21%. Over one fifth. It means that I have almost 12 kilos of fat. Now, some of that will be intramuscular, some of that will be sub-cutaneous, and some of that will be visceral, and of course, my body would cease functioning properly if I had less than 13% or so.

Obviously, I don’t really need to lose fat for health reasons, although I suppose a reduction in visceral fat, the fat surrounding internal organs, would not be a bad thing. Even though 21% seems like a lot, at least compared to the body composition of men, I don’t really want to lower that just for the sake of lowering it. In fact, I wouldn’t mind if all the fat that covers my abs couldn’t just get relocated to my backside. I have always wanted a bedonkadonk.

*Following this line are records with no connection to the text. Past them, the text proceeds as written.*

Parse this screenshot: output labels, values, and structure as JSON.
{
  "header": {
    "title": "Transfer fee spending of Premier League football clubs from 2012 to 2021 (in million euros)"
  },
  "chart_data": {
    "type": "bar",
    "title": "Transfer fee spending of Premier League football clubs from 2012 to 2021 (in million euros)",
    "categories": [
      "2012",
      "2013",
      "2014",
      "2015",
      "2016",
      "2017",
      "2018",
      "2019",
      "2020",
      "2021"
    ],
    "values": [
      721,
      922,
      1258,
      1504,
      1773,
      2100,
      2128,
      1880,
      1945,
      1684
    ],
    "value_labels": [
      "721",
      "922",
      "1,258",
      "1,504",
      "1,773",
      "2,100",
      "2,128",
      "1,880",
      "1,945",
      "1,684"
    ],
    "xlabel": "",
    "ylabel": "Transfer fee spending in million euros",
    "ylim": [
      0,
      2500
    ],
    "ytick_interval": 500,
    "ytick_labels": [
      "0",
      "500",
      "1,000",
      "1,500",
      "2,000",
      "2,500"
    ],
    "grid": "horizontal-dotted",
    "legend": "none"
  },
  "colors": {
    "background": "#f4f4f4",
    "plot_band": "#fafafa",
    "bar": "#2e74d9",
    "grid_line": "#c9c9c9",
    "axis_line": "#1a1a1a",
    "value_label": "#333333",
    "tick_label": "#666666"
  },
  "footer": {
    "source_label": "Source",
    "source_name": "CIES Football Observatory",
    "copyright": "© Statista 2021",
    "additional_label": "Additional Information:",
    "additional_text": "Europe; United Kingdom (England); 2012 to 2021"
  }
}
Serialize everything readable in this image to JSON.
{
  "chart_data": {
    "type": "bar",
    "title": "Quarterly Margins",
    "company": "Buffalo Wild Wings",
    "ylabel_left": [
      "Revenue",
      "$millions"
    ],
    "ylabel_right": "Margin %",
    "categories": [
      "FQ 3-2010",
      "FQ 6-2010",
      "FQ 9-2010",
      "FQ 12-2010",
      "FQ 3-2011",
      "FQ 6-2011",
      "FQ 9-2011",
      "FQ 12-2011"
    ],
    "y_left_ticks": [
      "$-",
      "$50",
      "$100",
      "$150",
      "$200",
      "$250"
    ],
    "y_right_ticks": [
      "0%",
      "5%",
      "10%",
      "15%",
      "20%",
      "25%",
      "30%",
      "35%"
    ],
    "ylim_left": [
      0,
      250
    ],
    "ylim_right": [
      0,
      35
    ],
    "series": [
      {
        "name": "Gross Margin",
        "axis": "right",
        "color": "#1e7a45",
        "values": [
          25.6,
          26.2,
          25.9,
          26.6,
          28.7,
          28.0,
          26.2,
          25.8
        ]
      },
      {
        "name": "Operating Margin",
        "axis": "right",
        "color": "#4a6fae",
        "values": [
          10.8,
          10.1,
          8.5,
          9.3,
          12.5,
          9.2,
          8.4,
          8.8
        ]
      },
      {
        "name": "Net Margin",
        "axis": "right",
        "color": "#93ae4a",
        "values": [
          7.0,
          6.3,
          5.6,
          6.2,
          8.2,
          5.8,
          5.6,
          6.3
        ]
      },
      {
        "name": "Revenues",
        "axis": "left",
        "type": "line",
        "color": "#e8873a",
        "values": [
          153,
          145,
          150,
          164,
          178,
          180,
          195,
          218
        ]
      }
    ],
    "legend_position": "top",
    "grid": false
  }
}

So, in fact, this is going to be a very difficult challenge. I don’t have that much fat to lose. If I want six pack abs, I am going to have to do some serious working out to whittle down the fat I do have, particularly the tummy area, and to strengthen and build the muscles underneath so they show as much as possible.

So, my plan for now has three main steps.

  1. Get back into running. The last time I had well defined ab at all (only a 2 or 4 pack, unfortunately) was when I was training for distance running.
  2. Core muscles training. Big time. Long lasting planks, possibly on a wobble board or foam roller to make them trickier later on, dragon flags, windshield wipers, lots of other good stuff.
  3. Diet. I need to reduce the fat intake and the total calories as much as is reasonable. Xmas is going to be tricky.